The Blockburger test was adopted in Florida with several exceptions. Section 775.021(4)(a), Florida Statutes (1993), provides:

Whoever, in the course of one criminal transaction or episode, commits an act or acts which constitute one or more separate criminal offenses, upon conviction and adjudication of guilt, shall be sentenced separately for each criminal offense.... For the purposes of this subsection, offenses are separate if each offense requires proof of an element that the other does not, without regard to the accusatory pleading or the proof adduced at trial.

The Legislature also added other exceptions to this rule of construction in subsection (4)(b):

The intent of the Legislature is to convict and sentence for each criminal offense committed in the course of one criminal episode or transaction and not to allow the principle of lenity as set forth in subsection (1) to determine legislative intent.
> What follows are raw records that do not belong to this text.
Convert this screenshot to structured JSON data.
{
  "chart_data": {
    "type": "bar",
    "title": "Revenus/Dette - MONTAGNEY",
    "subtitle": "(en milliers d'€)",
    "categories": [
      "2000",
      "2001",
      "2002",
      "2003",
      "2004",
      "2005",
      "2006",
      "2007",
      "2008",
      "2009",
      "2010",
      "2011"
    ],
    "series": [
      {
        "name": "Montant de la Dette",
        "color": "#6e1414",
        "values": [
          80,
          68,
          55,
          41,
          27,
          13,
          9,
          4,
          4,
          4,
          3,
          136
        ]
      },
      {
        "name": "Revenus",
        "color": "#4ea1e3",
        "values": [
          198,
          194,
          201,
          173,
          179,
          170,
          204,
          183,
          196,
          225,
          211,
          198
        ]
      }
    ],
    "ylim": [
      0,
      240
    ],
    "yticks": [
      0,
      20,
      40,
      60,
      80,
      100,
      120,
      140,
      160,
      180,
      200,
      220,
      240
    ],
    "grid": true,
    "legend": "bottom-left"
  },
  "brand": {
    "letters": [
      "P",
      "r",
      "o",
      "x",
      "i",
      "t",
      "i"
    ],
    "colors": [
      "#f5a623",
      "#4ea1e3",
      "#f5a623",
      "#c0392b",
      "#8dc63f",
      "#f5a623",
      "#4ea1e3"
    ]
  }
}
Exceptions to this rule of construction are:
1. Offenses which require identical elements of proof.
2. Offenses which are degrees of the same offense as provided by statute.
3. Offenses which are lesser offenses the statutory elements of which are subsumed by the greater offense.

§ 775.021(4)(b) (emphasis supplied). Justice Kogan, in concurring in Sirmons, concluded that exception three was the legislative prohibition of multiple convictions and punishments for lesser included offenses where the greater charge is proved. Sirmons, 634 So.2d at 155.

In this case we must decide whether the aggravated assault here was a lesser included offense of the attempted sexual battery. The supreme court held many years ago that indecently fondling a chaste, unmarried female under the age of 18 with the intent to have sexual intercourse constituted an assault with the intent to commit a felony. Phillips v. State, 93 Fla. 112, 111 So. 515 (1927). We think the same result obtains here. An aggravated assault requires an assault with either (a) a deadly weapon without the intent to kill or (b) the intent to commit a felony. § 784.021, Fla. Stat. (1993). An assault is the intentional, unlawful threat by word or act to do violence to a person with the apparent ability to do so which creates a well-founded fear in such person that violence is imminent. § 784.011(1), Fla. Stat. (1993). An attempted sexual battery in violation of sections 794.011(3) and 777.04(1), Florida Statutes (1993), requires (1) a specific intent to commit a sexual battery, and (2) an ineffectual act to commit the crime. Miller v. Dugger, 565 So.2d 846 (Fla. 1st DCA 1990). A sexual battery under section 794.011(3) occurs when “[a] person ... commits sexual battery upon a person 12 years of age or older, without that person’s consent, and in the process thereof uses or threatens to use a deadly weapon or uses actual physical force likely to cause serious personal injury....” When one attempts to commit sexual battery with a firearm pursuant to that section, one is attempting to commit a felony (sexual battery) with the use of violence or a deadly weapon. Thus, one cannot commit an attempted sexual battery without also committing an aggravated assault. Cf. Fierro v. State, 653 So.2d 447 (Fla. 1st DCA 1995).

In this case, the appellant’s attempt to have the victim perform oral sex on him constituted an assault with the intent to commit a felony. The two are one and the same, and both the statute and the double jeopardy clause prohibit multiple convictions and punishments for both charges. We therefore reverse the conviction and sentence for the lesser charge of aggravated assault with a firearm.

As to the appellant’s claim of scoresheet errors, appellant’s attorney lodged no objection to the scoresheet, actually agreeing with it so as to avoid its recalculation and the inclusion of omitted prior offenses. However, upon remand the scoresheet will have to be recalculated in any event to delete the points for the aggravated assault. Because the scoresheet is being recalculated, and the state is allowed to include omitted prior convictions on resentencing, see State v. Hall, 662 So.2d 438 (Fla. 5th DCA 1995), the appellant should also have the opportunity to challenge the new scoresheet. The end to be achieved is for the trial court to sentence based upon an accurate scoresheet so that it can be fully informed in pronouncing sentence.

Affirmed in part; reversed in part; remanded for resentencing.

PARIENTE and STEVENSON, JJ., concur.